To be fair, health care cost growth has increased by historically low rates in recent years, and there are states proposing relatively modest increases for 2016. In Washington, providers want an average increase of 9.6%, while Vermont checks in at 8.4%. In Indiana and Connecticut, the leading plans seek boosts of 3.8% and 2%, respectively. As of now Maine is the only state where the top insurance provider has proposed keeping rates generally flat.

Yet the relatively low 2015 rates reflected a lack of real world data. Data reflecting the reality that many plans have signed up sicker and older — that is, more costly — consumers. BlueCross BlueShield of Tennessee illuminates why premiums are headed upward in a big way: It lost $141 million from exchange-sold plans. “Our filing is planned to allow us to operate on at least a break-even basis for these plans, meaning that the rate would cover only medical services and expenses — with no profit margin for 2016,” said spokeswoman Mary Danielson. Maryland’s Care First offers another reason for escalating premiums, revealing that members’ monthly claims almost doubled to $391 in 2014 from $197 the year before.

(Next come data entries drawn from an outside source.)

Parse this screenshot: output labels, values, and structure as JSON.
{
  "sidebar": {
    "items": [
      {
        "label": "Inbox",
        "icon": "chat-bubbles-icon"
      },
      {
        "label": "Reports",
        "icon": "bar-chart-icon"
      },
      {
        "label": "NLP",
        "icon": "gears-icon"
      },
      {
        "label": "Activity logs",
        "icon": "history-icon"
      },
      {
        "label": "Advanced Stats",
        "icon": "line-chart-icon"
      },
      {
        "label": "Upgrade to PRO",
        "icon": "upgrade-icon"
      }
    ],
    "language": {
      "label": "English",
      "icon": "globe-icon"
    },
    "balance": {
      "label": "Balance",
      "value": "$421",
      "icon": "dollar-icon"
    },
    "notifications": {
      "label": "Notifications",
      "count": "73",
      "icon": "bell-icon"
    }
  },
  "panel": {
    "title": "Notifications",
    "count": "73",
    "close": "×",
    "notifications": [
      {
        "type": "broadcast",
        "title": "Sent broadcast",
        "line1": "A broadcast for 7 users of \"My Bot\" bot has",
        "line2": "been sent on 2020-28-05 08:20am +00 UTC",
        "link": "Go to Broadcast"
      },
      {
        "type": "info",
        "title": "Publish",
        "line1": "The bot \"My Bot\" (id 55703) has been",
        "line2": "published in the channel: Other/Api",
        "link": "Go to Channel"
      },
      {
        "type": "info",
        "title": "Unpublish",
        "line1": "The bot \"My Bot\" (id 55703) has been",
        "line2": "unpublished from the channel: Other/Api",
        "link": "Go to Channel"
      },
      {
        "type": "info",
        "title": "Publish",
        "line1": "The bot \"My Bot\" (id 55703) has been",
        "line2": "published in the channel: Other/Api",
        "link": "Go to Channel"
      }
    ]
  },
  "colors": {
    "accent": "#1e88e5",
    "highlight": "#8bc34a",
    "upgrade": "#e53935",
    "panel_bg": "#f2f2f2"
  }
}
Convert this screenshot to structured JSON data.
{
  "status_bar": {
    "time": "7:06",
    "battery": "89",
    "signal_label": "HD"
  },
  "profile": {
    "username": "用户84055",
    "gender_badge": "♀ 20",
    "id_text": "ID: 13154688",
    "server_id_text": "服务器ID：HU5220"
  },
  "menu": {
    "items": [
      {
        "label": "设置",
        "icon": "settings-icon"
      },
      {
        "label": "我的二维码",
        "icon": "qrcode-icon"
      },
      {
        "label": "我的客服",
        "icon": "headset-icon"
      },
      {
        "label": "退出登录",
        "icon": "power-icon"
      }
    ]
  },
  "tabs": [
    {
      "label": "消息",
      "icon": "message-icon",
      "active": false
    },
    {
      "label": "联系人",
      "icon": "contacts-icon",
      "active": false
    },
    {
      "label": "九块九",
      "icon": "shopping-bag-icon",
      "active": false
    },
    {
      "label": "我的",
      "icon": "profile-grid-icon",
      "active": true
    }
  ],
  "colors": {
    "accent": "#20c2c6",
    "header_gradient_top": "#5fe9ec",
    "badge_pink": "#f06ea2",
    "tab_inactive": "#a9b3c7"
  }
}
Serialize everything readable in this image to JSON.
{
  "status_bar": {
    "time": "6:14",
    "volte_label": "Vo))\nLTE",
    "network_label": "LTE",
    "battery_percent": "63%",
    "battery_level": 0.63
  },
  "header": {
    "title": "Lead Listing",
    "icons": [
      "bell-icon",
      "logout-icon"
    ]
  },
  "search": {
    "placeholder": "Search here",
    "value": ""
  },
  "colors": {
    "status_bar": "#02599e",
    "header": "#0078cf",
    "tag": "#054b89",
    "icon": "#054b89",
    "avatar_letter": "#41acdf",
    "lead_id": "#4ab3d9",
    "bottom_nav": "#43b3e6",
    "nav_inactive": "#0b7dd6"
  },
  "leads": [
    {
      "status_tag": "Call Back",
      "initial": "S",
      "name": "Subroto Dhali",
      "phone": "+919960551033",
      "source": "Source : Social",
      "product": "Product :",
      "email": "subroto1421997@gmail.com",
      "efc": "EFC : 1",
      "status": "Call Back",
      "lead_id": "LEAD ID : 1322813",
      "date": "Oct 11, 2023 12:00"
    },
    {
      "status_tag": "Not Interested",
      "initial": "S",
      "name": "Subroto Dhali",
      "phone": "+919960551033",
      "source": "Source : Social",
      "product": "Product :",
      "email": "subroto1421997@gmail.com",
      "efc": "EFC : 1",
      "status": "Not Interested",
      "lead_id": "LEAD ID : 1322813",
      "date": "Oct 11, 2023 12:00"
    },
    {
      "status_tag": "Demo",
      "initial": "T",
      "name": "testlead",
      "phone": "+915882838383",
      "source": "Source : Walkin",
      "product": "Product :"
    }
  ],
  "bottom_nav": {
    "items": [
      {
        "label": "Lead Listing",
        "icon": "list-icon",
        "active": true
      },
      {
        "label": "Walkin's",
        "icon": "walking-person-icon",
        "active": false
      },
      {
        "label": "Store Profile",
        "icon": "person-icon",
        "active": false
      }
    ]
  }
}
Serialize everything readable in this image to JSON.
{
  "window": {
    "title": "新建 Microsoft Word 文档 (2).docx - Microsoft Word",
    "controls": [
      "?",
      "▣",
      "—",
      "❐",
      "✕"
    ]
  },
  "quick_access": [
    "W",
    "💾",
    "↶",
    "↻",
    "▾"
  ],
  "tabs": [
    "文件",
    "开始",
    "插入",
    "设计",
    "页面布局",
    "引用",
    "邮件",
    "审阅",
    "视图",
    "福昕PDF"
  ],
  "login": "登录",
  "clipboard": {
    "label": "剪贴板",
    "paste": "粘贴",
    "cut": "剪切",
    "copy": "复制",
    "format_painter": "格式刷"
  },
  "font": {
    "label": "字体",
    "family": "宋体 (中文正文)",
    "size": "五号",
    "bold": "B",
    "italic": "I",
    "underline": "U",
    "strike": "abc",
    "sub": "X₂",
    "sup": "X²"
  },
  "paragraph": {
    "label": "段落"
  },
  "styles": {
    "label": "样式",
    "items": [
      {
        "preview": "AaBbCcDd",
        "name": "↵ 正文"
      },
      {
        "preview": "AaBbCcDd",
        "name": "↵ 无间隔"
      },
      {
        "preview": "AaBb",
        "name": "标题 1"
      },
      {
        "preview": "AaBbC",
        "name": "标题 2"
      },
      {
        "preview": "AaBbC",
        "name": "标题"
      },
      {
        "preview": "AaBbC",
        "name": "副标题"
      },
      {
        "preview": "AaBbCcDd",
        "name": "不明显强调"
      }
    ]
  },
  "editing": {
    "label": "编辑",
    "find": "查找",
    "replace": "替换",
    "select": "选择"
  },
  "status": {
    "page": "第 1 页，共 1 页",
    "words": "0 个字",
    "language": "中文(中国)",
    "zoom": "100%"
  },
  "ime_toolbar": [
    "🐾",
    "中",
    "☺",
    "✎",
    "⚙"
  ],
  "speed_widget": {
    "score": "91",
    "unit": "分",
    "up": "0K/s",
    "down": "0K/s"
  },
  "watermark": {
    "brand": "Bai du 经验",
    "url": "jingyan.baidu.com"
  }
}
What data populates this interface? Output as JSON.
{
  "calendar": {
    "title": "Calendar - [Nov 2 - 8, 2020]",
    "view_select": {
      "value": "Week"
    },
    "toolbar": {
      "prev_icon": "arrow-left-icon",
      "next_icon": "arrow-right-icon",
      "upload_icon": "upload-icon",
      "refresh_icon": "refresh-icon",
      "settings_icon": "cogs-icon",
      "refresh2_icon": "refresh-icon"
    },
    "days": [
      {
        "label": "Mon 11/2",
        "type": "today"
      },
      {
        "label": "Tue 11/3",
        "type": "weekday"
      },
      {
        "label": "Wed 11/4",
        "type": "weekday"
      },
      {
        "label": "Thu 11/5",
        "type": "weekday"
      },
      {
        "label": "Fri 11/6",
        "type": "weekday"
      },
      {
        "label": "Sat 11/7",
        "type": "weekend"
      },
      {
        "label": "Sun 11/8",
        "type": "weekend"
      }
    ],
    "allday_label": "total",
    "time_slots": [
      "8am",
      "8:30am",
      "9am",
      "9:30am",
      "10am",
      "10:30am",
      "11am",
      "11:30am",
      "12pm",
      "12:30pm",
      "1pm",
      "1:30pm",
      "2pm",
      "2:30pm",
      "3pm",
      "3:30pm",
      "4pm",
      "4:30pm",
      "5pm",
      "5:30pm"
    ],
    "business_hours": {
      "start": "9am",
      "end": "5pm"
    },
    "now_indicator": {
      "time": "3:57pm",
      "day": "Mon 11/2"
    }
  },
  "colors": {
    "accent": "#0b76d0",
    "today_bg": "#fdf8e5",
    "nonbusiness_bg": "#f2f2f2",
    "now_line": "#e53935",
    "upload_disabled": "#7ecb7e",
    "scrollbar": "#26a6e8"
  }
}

In other words, rising costs mean rising premiums to cover them.

As of now, many Americans are insulated from a portion of these costs because their premiums are subsidized by the federal government, which is a nice way of saying taxpayers are picking up the tab. However, the Supreme Court will rule on King v. Burwell this month. When ObamaCare was written, federal subsidies were only available on health exchanges “established by the state.” Despite all the leftist obfuscation, Democrats wholly responsible for the passage of the law believed such an arrangement would force states to set up their own exchanges, because the pressure brought to bear by residents shut out from subsidies would be politically untenable. When it didn’t work out that way, and 34 states refused to set up those exchanges, the Obama administration rewrote the law and offered them anyway. If SCOTUS rules according to the law, millions of Americans will lose their subsidies.

Yet even if the Supreme Court bows to political pressure, the respite is temporary. When the law was set up, insurance providers were given a trio of cost buffers known as Risk Adjustment, Reinsurance and Risk Corridors. While they are somewhat complicated, suffice it to say the insurance providers who did better than expected would help defray the costs of those who did worse than expected. These buffers also allowed insurers to keep their rates artificially lower, knowing the feds would provide the ultimate backstop.

Unfortunately for ObamaCare fans, two more realities intrude. First, the CRomnibus budget bill enacted last year prohibits the CMS from transferring funds from other programs to fund risk corridors, making it revenue neutral — meaning taxpayers aren’t on the hook for an insurance company bailout as they were previously.

Second, and the you-ain’t-seen-nothin’-yet part of the equation, the latter two buffers expire completely at the end of 2016. In short, that’s when the training wheels come off ObamaCare and insurance companies will be forced to charge real-world premiums for real-world ObamaCare mandates. Real-world premiums that may be staggeringly high, even compared to this year’s rates.

What happens then? The feds can extend subsidies for insurance companies, or increase federal subsidy rates on Americans’ insurance premiums to compensate — both of which would add billions of additional dollars to the national debt. Billions of additional dollars to maintain a program sold on a web of lies by this president and his party to Americans “too stupid” to embrace it without them. A program that has narrowed networks, forcing many Americans to find new doctors and hospitals or pay out of pocket for their old ones. A program where many Americans may ultimately face the most invidious choice of all: stay healthy or go broke.

The only thing more galling is Democrats, in all their arrogant glory, insisting they’ve made health care “affordable.”